Year and place of birth: 1936, Cologne, Germany Location: New York, United States

Hans Haacke makes outspokenly critical art and is a role model for engaged contemporary artists. Along with like-minded peers such as Daniel Buren, Marcel Broodthaers and Art & Language, he is one of the most important representatives of ‘institutional criticism’, a branch of the conceptual art that was in the ascendant in the late 1960s. Unlike other members of this movement, Haacke did not primarily focus his criticism of the artistic system on the art world and its institutions, but on the social, economic and political power structures that are often inextricably interwoven with the territory.
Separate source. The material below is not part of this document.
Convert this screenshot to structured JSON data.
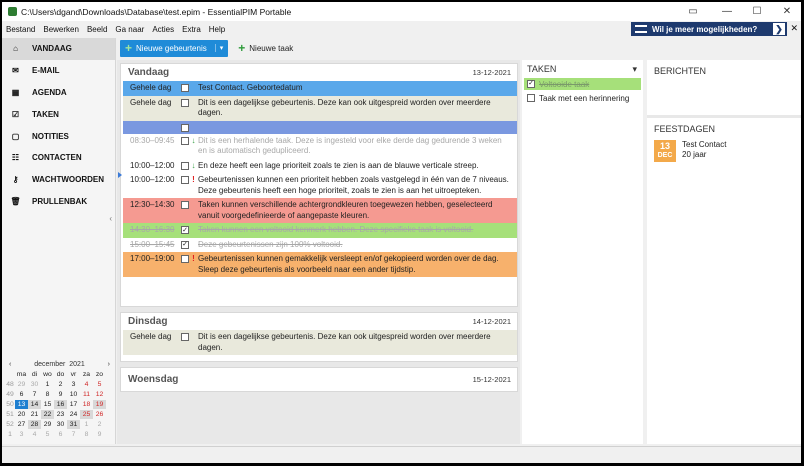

Haacke studied painting in Kassel from 1956 to 1960. As a student, he was a member of the Zero group, founded during this period by Heinz Mack and Otto Piene. The group practised a cool geometric abstraction, strove to achieve a new harmony between people and nature, and tried to restore the metaphysical dimension of art. In the early 1970s, Haacke began to focus on various power systems and their relationship with the art world. His painstaking and research-orientated mindset was akin to investigative journalism. He explicitly based every project on the specific arts institution for which it was being developed.

Thanks to his consistent, almost anarchic stance, Haacke soon gained the reputation of being a thorn in the side of the artistic and social establishment of the time. Because his work was frequently censored, his breakthrough as an artist – certainly in America – was a long time coming. For example, Haacke’s first big solo exhibition at the Guggenheim in 1971 was cancelled just a few weeks before the opening because of the work ‘Shapolski & All’. In this piece, the artist exposed the murky financial transactions of Harry Shapolski, then one of New York’s most powerful real estate magnates. Moreover, he implied that there were connections between the magnate and some of the Guggenheim’s most prominent trustees. The fact that the then director cancelled Haacke’s exhibition and sacked its curator on the spot makes this work a powerful example of ‘institutional criticism’.

In Europe, and above all in his home country of Germany, Haacke’s critical work enjoyed wider acceptance. In the 1990s – after the fall of the Berlin Wall – the focus of his content shifted to the question of whether national identity can be presented visually in a contemporary and critical way, and he explored the concepts of ‘monument’ and ‘place of remembrance’ with projects in the public space. In contrast to many of his like-minded contemporaries, Haacke is one of the few true moralists, who deploys artistic reflection to critique not only art institutions, but also broader social reality.